New research shows the impact of the bitcoin explosion last year on the overall amount of cryptocurrency linked to illegal activity. Cybercriminals’ crypto assets grew from $3 billion at the end of 2017 to $11 billion by the end of 2021, according to a new analysis. An increase in unlawful cybercrime income, as well as an increase in the value of cryptocurrencies, are both associated with the precipitous surge.
The most profitable crime was theft
Chainalysis, a blockchain data firm located in the United States, published the information in a study. The Verge first uncovered the research, which found that stealing or theft was the most lucrative crime. A total of $9.8 billion was taken from digital wallets as a result of criminal operations.
The overall criminal activity-related money amounted to 93% of the entire sum. Scams accounted for $192 million of the remaining $448 million in darknet market money. There were $66 million in fraudulent transactions and $30 million in ransomware-related losses.
Chainalysis also states in a blog post about the results that a total of 4,068 criminal whales have over $25 billion in cryptocurrencies, obtained from a variety of illegal sources. It’s strange because the amount doesn’t equal the perpetrators’ entire crypto assets in 2021, as previously stated.
Then then, Chainalysis characterises illicit whale accounts in a different way. A bitcoin whale is a person or entity with a personal digital asset portfolio worth more than $1 million. If a whale account receives more than 10% of its money from unlawful addresses, Chainalysis qualifies it as a criminal whale. Consequently, the criminal whales’ $25 million in crypto assets are not equal to the $11 billion in criminal balance that will exist in 2021.
Ransomware operators lost their money
Another significant pattern was shown by the study. This year, crooks were trying to liquidate their ill-gotten gains more quickly than in the previous year. At least 75 per cent of all categories, the research states, “average holding periods are at least 75 per cent less than the all-time statistics.” Most ransomware operators, for example, lost all their money within 65 days on average.

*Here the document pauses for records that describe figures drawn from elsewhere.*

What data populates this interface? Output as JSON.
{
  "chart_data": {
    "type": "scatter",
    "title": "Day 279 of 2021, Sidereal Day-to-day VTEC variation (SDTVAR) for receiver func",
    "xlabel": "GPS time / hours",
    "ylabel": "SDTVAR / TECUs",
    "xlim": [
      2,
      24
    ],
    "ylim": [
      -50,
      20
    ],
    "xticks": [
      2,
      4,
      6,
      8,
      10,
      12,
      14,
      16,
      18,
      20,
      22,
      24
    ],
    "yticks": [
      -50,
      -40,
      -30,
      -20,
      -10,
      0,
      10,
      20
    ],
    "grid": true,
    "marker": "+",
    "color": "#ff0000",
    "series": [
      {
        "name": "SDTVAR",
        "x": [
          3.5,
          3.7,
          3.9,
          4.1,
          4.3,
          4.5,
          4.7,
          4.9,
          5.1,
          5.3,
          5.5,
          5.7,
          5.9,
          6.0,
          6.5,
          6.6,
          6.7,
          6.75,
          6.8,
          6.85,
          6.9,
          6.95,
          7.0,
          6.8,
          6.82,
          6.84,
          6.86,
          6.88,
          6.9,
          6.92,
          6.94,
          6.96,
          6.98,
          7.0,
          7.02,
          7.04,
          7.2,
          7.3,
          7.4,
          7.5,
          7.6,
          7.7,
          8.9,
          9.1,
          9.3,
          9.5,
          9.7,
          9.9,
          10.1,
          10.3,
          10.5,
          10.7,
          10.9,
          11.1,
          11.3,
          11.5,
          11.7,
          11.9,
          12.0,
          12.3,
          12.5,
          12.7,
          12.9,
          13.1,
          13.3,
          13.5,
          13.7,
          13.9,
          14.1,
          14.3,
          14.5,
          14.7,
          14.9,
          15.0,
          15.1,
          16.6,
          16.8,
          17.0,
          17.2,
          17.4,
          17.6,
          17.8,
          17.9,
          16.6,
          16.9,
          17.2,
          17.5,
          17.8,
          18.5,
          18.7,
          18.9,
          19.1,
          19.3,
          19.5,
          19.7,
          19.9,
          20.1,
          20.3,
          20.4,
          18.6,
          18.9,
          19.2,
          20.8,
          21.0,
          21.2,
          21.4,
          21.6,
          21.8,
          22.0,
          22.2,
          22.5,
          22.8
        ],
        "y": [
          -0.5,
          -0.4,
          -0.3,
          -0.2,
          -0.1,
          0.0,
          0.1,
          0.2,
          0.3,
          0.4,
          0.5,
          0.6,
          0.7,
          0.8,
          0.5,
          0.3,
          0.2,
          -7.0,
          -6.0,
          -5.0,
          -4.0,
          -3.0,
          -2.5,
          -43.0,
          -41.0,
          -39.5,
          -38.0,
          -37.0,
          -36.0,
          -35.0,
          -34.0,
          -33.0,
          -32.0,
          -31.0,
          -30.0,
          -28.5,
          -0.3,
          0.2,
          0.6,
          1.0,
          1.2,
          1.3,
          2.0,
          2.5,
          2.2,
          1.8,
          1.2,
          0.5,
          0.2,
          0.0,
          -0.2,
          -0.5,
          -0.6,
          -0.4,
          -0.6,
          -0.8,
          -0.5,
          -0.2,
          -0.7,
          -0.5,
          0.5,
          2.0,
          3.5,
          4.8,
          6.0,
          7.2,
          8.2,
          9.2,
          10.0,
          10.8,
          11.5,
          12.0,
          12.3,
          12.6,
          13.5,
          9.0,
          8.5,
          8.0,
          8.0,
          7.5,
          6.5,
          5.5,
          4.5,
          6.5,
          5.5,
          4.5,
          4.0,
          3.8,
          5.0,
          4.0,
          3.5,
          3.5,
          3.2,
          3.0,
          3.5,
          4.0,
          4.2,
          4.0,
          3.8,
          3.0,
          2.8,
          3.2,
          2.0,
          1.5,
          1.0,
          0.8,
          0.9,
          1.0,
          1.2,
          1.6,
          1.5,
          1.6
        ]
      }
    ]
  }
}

Global law enforcement organisations may be to blame for a drop in detention duration, according to research cited in the paper Recently, a number of similar cases have come to light. Bitfinex’s theft in 2016 led to the recovery of $3.6 billion in bitcoin by the US Department of Justice recently. As part of its investigation into an alleged VAT fraud scheme worth £1.4 million, the UK tax authorities confiscated three NFTs earlier this week.
It is now evident that cryptocurrencies are no longer a safe refuge for fraudsters. However, when compared to alternative asset possibilities, they continue to show a rising preference for it. It is yet to be seen if law enforcement forces can keep up with the rapid increase of the population.